Потом пас уплотнили.

Две нянечки висели кровать, сказали нам сухо: «Придётся вас потеснить», — а товарищу, вступившему за ними следом, заискивающе: «Минуточку… потерпите, одеяльце, если озябнете, второе можно».

Товарищ достойно ждал: плотный, лысый, носатый.

Мы с Василием Ивановичем переглянулись. Василий Иванович — я заметил — невольно вытянулся на кровати, убрал живот, свел пятки и развел носки.

Товарищ, однако, рассекретился, как только откланялись нянечки. Он ляпнулся на кровать, качнулся пару раз, сказал: «Пойдет», — и повернулся к Василию Ивановичу:

— Ты, что ли, писатель будешь?

Лицо его удивленно преобразилось: помолодело, заострилось словно бы, отчего крупный нос еще больше выпятился; большой, редкозубый рот распахнулся и выразил любопытство. Именно рот выражал любопытство, а не глаза, как положено.

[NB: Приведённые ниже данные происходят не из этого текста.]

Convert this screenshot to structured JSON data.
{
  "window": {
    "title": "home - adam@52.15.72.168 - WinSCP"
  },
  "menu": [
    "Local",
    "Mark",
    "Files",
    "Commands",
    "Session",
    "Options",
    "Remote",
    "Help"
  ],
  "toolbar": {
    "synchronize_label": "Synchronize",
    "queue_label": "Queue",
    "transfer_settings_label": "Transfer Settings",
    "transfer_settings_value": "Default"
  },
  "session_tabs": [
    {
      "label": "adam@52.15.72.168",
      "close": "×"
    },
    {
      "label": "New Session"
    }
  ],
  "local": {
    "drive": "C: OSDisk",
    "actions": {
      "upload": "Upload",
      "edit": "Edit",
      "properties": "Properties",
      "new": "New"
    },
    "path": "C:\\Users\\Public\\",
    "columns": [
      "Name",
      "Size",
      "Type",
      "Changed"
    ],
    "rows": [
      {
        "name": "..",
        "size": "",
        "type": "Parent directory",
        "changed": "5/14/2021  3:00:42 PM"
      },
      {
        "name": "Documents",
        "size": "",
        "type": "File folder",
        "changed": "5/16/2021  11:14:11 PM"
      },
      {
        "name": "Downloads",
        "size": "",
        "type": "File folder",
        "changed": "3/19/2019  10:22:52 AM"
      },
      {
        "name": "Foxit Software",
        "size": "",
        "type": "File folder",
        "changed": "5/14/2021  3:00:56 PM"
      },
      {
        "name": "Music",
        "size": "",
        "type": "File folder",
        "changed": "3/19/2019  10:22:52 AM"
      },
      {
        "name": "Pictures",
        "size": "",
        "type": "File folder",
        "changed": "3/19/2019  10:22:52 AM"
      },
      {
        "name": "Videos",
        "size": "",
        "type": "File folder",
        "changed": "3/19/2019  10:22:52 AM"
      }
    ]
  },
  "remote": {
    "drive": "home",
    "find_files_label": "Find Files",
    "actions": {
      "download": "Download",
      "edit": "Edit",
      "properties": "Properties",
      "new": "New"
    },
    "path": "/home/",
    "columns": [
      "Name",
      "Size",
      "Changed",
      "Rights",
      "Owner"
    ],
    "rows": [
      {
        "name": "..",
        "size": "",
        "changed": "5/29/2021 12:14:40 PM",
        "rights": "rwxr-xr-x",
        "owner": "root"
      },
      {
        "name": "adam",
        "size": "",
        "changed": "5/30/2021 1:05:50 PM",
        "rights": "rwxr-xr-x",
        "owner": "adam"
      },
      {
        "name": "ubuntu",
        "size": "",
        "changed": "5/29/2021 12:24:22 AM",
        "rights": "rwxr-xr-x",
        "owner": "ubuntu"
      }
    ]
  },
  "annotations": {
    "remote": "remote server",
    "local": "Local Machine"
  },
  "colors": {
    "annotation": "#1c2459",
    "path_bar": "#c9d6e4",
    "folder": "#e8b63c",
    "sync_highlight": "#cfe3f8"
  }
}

— Нет, что вы, — заробел Василий Иванович и указал подбородком на меня: — Вот они.

Товарищ крутнулся ко мне, протянул руку.

— Генка, — представился он. — А мне говорят: писатель у вас в палате, если не возражаете. А мне чо возражать? Хоть живого писателя посмотрю, думаю. А то я одного только видел по телевизору. Ну, тот попузатее тебя будет. Вот, друг, — он снова повернулся к Василию Ивановичу, — Тебя как звать? — Василий Иванович отрекомендовался. — Вот Иваныч больше тянет на писателя.

Я сказал: разные бывают писатели. Разной степени пузатости. И по телевизору показывают разных.

— Да и когда его смотреть, телевизор-то? Это баба с дочкой целыми вечерами не отлипают. А я до ночи за баранкой. Хоккей, елки, и то пропускаешь.

Василий Иванович воспрянул, угадав в новичке работягу, да еще, похоже, забулдыгу, с какими он ежедневно, небось, собачится, и не без ехидства спросил:

— А за что вас — Гена, говоришь? — за что тебя, Гена, сюда с таким пиететом?

Вряд ли Гена знал слово «пиетет», но Василия Ивановича понял.